Вот что я писал 6 сентября – и это имело прямое отношение к реальности, в которую я сейчас по уши погрузился. Появление на страницах моего дневника Германа Кафки предвещало встречу с его детьми, да и слово «суд» не было случайным. Быть может, описывая семью Кафки, я предчувствовал, что у меня поедет крыша. Не рехнувшись нельзя было принять толпящихся в мрачном коридоре людей за актеров или ученых, вселившихся в образы личностей, о которых написаны целые тома. Эти люди в таком случае должны были бы – все как один – быть потомками величайших еврейских трагиков или, по меньшей мере, Иды Каминской[22]. В свою защиту скажу, что я не очень уж сильно испугался – возможно, потому, что ум за разум у меня зашел не впервые в жизни.

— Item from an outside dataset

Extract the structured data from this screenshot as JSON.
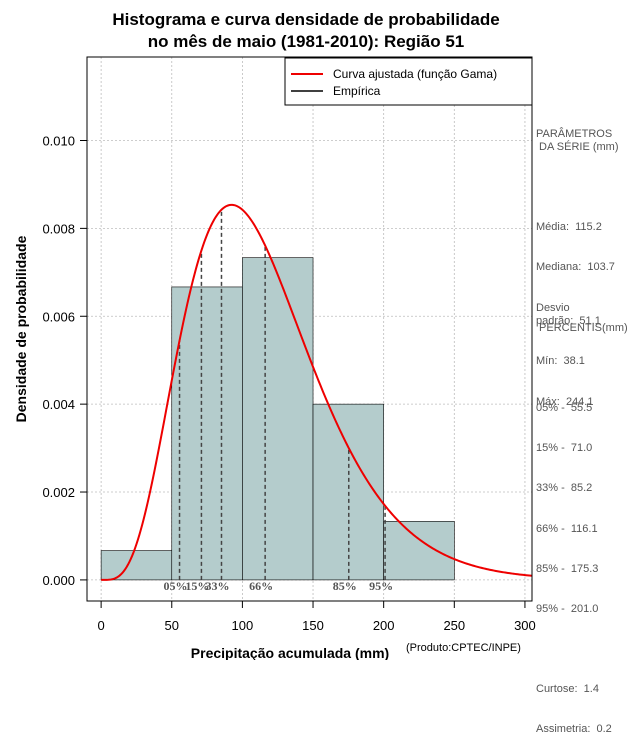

Недаром в моем дневнике полно довольно странных и совершенно излишних подробностей – взять хотя бы Павла Леви с его кухонной мебелью или красотку киоскершу на вокзале. Сейчас, разобравшись наконец, что со мной происходит, я испытал некоторое облегчение, но тут же почувствовал угрызения совести: где-то там хлебороб пашет, каменщик строит, а я увлекся какими-то вымыслами. Исключительно неприятная ситуация.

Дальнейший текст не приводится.